Don stava udendo il classico suono che emetteva la natura.

Vegeth si alzò svuotando la sua tazza. Poi la lanciò in aria e scomparve.

Don non riuscì a vedere Vegeth di fianco a loro ogni volta, ma vide i suoi uomini riapparire uno dopo l’altro in poco tempo. Alla fine, Vegeth riapparve, riprese al volo la tazza che aveva lanciato e la sistemò nel piattino.

Gli scagnozzi non attaccarono. Ma si misero in ginocchio per venerare il loro dio. L’intera casa ora era piena di vita.

E Don comprese che aveva fatto la sua promessa dinanzi tutto il suo esercito.

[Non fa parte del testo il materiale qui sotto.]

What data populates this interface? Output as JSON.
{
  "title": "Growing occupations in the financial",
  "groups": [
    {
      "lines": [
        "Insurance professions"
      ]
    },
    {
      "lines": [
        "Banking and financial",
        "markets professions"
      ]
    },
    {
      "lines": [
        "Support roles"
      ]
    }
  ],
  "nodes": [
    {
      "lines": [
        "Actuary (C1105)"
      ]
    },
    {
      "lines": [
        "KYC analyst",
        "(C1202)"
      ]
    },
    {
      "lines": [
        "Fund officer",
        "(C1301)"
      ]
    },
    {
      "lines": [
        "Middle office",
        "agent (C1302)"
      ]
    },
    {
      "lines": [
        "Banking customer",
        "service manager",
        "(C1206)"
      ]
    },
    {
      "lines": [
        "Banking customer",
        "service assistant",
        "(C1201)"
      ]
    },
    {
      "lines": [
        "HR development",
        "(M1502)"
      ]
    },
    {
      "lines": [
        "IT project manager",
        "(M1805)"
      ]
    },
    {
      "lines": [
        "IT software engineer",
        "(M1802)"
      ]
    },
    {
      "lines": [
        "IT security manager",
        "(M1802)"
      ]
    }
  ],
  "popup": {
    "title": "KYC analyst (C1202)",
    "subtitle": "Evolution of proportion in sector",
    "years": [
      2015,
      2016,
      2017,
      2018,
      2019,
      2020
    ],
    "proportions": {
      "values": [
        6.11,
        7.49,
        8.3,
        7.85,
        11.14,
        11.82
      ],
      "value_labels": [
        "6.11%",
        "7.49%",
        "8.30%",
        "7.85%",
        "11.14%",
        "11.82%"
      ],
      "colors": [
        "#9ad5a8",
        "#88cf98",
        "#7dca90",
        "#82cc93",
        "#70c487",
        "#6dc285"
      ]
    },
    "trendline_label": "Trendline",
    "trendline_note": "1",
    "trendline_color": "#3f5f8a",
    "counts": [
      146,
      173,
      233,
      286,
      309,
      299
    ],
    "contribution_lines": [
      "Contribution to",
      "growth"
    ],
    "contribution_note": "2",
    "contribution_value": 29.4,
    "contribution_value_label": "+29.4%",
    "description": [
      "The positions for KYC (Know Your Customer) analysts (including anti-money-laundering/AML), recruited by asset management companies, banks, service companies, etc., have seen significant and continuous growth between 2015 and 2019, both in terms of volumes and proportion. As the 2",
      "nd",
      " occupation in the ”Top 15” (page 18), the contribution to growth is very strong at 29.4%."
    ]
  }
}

Anche se avesse avuto la pessima idea di non mantenerla, ora non poteva, perchè tutti ormai erano al corrente che era sotto gli ordini di Vegeth. Si alzò correndo per la casa attraverso la portafinestra. Salì le scale più velocemente che poteva e attraversò il corridoio. Sulla sua strada, vide alcuni dei suoi guerrieri con la testa in direzione del terrazzo, anche se non potevano vederlo direttamente. Anche il potente ed impressionante Kull di Askull era stato sottomesso da Vegeth. Eppure, nessuno di loro mostrava segni di percosse o ferite. Quasi cadde mentre svoltava l’angolo. La porta bloccata si aprì quando riconobbe il suo DNA e corse dentro. Le guerriere erano a terra e sua figlia, che stava sedendo sul letto a baldacchino con le braccia avviluppate alle ginocchia, stava bene.

Don le corse incontro e la abbracciò fortemente mentre lei iniziò a boccheggiare dallo stupore, era sorpresa dal comportamento affettivo e preoccupato del padre.

Quando Don tornò in giardino, Vegeth era scomparso e non lo avrebbe mai più rivisto. Aveva capito che ogni suo uomo era stato portato via senza avere il tempo di fare nulla, e non si erano nemmeno accorti di quello che era successo. Vegeth trasportò più di duecento persone ed animali in un solo secondo e tutti in diversi posti. In questi vari luoghi, aveva trattenuto la loro aura semplicemente con l’influenza della sua: li aveva schiacciati e aveva forzato loro alla resa. Quelli che avevano resistito di più erano i più esausti, ma nessuno di loro era stato ferito durante l’accaduto perché nessuno di loro era nemmeno riuscito ad alzarsi in piedi.

La città vicina si era ritrovata a visitare un’altra piccola città che si trovava a chilometri di lontananza. A parte una torta bruciata, un boss finale di The Legend of Zelda XXIV che non era stato sconfitto perché nessun giocatore l’aveva mai giocato, non ci fu il minimo problema. Anche il vecchio centenario, Alfredo l’Ipocondriaco, che soffriva di problemi di cuore, non si era accorto di nulla.

Il dio Vegeth era riuscito a controllare a piacimento un’intera Mafia interstellare in nemmeno un giorno e quell’evento si aggiunse alle sue imprese leggendarie.